Among the key highlights, the company confirmed an extension of its dividend policy through FY 2030, with total commitments rising to $4.9 billion and annual disbursements of at least $700 million, or 75% of net profit — whichever is higher.
Starting in the first quarter of 2026, dividend payments will move to a quarterly payout structure, providing investors with increased visibility and returns.
Reflecting its strong operational performance and growth outlook, ADNOC Distribution has raised its service station target to 1,150 locations by 2028, representing a 15% increase over its previous guidance of 1,000.
At the same time, the company has doubled its non-fuel retail growth target, projecting a 100% increase in non-fuel retail transactions by 2030 compared to 2023 levels—up from its earlier goal of 50% growth by 2028.
These updates reflect ADNOC Distribution’s continued evolution from a fuel retailer into a broader mobility and convenience leader, integrating services and experiences that cater to the needs of a fast-changing customer base.
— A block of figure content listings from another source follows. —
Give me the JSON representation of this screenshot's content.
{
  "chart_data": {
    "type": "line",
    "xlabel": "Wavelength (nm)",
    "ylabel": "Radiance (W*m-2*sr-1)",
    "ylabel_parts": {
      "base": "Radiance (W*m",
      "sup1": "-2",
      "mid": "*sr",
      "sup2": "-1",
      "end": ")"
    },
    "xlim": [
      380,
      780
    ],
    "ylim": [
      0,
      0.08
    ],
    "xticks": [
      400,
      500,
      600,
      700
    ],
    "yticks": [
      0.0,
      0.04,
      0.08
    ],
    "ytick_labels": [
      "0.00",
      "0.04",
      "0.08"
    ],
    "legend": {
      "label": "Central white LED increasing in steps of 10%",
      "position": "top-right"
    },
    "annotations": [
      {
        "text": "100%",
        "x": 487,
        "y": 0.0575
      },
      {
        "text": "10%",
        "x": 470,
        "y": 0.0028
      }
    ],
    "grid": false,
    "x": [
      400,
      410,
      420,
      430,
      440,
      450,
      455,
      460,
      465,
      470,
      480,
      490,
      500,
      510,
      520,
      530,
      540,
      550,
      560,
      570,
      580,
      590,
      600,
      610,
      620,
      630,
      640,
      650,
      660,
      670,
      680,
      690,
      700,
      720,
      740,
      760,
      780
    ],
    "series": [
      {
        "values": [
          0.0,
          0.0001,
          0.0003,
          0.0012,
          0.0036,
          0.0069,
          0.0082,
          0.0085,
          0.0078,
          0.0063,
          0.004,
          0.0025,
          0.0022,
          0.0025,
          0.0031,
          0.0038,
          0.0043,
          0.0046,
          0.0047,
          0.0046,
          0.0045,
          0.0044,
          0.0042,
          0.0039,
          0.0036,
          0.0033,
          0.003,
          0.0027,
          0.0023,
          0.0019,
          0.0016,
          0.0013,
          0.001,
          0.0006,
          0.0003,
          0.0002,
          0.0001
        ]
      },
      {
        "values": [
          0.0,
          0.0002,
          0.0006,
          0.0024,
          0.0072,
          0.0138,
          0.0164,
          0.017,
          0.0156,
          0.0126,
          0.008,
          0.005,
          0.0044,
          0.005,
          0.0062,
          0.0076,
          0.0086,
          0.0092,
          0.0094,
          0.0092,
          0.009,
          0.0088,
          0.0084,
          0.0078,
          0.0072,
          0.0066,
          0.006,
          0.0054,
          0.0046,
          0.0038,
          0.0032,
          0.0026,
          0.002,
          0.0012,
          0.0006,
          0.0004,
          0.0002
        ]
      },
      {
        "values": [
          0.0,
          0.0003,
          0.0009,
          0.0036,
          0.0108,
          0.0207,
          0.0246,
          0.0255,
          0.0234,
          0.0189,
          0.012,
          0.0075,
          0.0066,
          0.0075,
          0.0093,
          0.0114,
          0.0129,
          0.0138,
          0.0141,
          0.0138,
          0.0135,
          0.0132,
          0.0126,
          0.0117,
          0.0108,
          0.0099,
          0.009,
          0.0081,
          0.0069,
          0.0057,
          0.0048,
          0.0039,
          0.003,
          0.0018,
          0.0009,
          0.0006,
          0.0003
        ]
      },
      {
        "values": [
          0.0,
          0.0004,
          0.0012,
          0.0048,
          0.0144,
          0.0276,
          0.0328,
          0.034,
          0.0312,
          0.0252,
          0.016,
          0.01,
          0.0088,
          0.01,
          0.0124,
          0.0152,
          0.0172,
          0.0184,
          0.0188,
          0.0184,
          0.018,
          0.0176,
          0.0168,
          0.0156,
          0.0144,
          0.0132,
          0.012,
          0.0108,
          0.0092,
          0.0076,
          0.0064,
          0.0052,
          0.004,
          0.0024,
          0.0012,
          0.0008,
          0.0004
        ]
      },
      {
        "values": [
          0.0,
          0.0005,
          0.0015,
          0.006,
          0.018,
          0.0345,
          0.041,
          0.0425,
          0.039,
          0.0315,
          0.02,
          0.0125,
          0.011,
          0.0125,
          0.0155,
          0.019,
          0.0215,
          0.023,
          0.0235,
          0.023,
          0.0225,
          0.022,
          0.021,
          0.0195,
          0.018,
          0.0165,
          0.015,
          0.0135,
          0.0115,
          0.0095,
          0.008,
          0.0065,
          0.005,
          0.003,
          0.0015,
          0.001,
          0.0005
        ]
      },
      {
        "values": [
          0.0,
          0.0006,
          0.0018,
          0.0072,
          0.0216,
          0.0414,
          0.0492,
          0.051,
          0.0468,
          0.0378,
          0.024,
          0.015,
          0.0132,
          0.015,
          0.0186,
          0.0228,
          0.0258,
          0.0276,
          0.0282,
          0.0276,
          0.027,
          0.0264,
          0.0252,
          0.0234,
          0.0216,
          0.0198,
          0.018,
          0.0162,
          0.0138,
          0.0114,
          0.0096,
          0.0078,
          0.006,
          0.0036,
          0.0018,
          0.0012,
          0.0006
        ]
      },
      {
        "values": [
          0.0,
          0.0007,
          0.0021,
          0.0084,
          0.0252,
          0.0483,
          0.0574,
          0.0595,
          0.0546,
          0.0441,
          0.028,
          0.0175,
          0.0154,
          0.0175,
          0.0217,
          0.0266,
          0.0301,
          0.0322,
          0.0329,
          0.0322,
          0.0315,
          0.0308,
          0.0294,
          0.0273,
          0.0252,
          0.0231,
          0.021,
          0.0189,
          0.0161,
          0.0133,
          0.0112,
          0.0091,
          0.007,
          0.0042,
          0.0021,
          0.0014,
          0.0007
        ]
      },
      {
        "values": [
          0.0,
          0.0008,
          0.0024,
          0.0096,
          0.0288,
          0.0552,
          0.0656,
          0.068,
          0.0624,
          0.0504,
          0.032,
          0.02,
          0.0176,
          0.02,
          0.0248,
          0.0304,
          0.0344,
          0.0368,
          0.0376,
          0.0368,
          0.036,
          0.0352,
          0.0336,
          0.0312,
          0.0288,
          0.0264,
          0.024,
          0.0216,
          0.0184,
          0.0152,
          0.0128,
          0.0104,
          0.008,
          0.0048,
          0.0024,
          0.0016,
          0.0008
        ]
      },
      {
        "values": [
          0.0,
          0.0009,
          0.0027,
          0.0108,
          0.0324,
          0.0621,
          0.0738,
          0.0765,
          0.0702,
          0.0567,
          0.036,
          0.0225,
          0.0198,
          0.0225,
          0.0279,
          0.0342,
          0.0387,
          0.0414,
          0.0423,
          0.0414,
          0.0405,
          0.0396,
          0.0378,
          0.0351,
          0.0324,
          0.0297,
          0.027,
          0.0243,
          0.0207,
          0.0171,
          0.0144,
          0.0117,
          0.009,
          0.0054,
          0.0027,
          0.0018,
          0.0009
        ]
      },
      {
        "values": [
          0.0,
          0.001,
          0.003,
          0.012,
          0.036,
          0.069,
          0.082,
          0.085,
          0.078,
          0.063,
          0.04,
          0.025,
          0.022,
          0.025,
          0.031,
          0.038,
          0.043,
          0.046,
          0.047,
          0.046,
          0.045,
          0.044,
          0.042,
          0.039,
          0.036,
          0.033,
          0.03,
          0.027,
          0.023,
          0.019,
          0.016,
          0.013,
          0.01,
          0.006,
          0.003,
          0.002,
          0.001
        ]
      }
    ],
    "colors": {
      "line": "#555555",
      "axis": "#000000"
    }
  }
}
The Investor Majlis, held in Abu Dhabi, offered the financial community direct insight into ADNOC Group’s integrated value chain and long-term strategy. ADNOC Distribution’s participation highlighted its vital role within the Group’s portfolio and its contribution to sustained shareholder value creation.
For investors, the event provided a first-hand look at ADNOC Distribution’s ongoing transformation — anchored by operational efficiency, digital innovation, and customer-centric expansion.